The white haired man was a professor of US History. When he started teaching the Civil War was fifty years in the past and when he retired it was one hundred. He had taught more students history than any person in the United States. This was mostly due to the length of his tenure, but also due to the fact that he chose to teach entry level classes with hundreds of students even after his tenure would have granted him the privilege of smaller graduate level courses. He talked about how he loved to teach but hated to grade, and that after fifty years he finally had decided that the tediousness of grading outweighed the joy of teaching. He also expressed that he would love to be around for the US tricentennial and that he had challenged his students to locate the allegedly-deceased Harry Houdini in order to adjust time to make this possible. He didn't seem to have much hope that they would be able to pull this off. The idea of adjustments to the time continuum didn't seem to be the issue, more that he seemed to genuinely believe that Harry Houdini is in fact dead as reported. Telling me about the history of his bookshop seemed to remind him that we were conducting a transaction and he hand wrote my bill of sale and counted my change out of the register while he described the people who had worked there over the years. Included in his list of former employees were his daughter and son in-law, who had somehow managed to pay their way through University with wages earned working in his shop. He explained that he hoped to make money doing this someday. I thought back to his Kurt Vonnegut pricing strategy and hoped along with him. This hope quickly faded as he started to hand me my change for the second time and I had to remind him that he had already given it to me. He mentioned that this might be why he doesn't make any money. I politely agreed.

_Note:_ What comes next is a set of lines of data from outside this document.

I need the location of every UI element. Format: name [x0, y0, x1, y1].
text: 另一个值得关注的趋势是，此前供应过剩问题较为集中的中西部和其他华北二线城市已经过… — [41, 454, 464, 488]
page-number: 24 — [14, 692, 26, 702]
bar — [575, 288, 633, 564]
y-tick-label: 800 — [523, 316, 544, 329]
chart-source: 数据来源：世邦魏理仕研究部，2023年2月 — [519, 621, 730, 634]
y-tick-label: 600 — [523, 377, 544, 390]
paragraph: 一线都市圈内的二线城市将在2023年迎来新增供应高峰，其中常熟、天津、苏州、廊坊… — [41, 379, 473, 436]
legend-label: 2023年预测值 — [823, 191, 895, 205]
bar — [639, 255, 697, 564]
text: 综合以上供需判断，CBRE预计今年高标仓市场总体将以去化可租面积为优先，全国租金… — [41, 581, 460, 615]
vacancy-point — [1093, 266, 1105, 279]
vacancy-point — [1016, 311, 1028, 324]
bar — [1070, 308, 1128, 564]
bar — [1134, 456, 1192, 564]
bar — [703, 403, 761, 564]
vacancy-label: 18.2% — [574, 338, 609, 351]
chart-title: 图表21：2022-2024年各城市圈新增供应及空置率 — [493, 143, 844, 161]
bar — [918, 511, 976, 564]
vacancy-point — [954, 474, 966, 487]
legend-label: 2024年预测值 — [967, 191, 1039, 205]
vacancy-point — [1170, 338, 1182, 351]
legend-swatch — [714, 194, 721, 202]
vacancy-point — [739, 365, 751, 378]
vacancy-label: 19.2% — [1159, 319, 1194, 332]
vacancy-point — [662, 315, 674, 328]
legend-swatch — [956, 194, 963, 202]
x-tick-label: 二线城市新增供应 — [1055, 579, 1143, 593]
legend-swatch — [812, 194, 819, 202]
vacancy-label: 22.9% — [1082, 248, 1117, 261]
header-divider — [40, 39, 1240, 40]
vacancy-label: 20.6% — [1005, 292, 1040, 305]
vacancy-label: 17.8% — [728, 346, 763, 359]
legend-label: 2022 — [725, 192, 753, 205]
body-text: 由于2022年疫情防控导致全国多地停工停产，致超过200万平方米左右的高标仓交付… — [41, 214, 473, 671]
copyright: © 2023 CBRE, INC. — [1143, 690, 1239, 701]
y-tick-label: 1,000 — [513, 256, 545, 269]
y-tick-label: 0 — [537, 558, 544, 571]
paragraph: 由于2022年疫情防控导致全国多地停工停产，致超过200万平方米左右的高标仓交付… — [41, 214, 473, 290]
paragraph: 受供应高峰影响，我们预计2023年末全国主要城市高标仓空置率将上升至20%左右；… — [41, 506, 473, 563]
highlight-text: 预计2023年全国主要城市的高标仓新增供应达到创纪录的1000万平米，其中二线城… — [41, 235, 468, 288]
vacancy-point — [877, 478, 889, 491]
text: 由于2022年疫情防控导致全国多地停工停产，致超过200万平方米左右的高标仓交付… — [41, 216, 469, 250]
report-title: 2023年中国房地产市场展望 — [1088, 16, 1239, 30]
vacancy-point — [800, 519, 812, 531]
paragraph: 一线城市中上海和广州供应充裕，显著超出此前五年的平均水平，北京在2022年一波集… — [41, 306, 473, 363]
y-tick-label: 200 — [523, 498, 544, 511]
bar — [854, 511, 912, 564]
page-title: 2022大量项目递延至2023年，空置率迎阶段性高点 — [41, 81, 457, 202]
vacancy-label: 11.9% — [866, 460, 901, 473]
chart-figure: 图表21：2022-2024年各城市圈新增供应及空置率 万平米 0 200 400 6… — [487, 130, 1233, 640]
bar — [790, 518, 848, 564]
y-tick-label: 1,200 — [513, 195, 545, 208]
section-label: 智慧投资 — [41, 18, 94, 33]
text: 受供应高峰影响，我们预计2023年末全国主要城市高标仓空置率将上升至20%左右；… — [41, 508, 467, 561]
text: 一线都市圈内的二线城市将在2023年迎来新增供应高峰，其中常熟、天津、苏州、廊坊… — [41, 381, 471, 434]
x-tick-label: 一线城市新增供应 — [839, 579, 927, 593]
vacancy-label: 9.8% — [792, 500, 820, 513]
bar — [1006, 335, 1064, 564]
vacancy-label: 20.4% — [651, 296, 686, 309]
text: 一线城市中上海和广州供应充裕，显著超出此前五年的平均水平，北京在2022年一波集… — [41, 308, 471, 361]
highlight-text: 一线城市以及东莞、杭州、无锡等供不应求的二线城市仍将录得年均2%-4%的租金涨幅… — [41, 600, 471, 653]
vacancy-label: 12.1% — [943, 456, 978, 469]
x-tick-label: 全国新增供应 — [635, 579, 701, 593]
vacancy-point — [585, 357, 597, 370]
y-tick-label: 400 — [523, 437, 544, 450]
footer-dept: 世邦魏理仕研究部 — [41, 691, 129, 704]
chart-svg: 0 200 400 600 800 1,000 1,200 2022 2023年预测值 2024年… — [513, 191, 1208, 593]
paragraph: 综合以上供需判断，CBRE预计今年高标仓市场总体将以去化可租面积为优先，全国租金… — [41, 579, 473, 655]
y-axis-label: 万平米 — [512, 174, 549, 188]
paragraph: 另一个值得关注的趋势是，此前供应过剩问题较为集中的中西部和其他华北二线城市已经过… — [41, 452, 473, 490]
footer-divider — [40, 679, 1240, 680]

Having my change, my purchase, my hand written bill of sale, a card with the address and phone number of his shop in hand, I felt nothing compelling me to make an exit. Instead I asked him what his favorite era in US History was. I'm not sure why, given my experience up to this point, but I expected a rather straightforward answer. Instead he told me that he had once written an article about a historian from Indiana named John Clark Ridpath. The story started with Ridpath being instrumental in changing the name of DePauw University from its original name and ended with a theory that Ridpath and James WhItcomb Riley may have been secret lovers. In between, there was a tale of a Methodist minister who wasn't very good a church politics, door to door sales tactics for getting people to subscribe to a world history book sold in several volumes, and a tale of the current French president sneaking out at night on a motorbike much to the frustration of his security detail. It was a whirlwind and I wanted to ask why this was his favorite era, but I wasn't sure that it even classified as an era and so I held my question. I thought about it afterwards and wondered if my question was one that wasn't worth asking, similar to a starlet being asked by a late night TV show host who she is currently dating. Rather than answering my question, he chose to talk about something that he knew I would enjoy listening to.

I noted that this was probably one of the more interesting conversations that I had participated in since I arrived in Arizona and I thanked him for that. He responded that he always meant to write an autobiography but had never gotten around to it. In the manner that could only be adopted by a person who has learned the art of graceful acceptance, he told me that he probably would never write one at this point and then he wished me a safe trip home. Before I left I asked him to write his name on the bookstore card so that I may look up his article when I returned home. I was genuinely pleased to learn that I had made the acquaintance of Chris Smith - father, retired professor, lover of obscure Indiana history and Native American culture, amateur time traveler, and advocate of expanding the world population of books and knowledge by any means necessary. I wandered back out of his store into the Tempe sunshine, happy to be carrying my new used book in my arms and happy to be carrying a piece of the Chris Smith autobiography in my soul.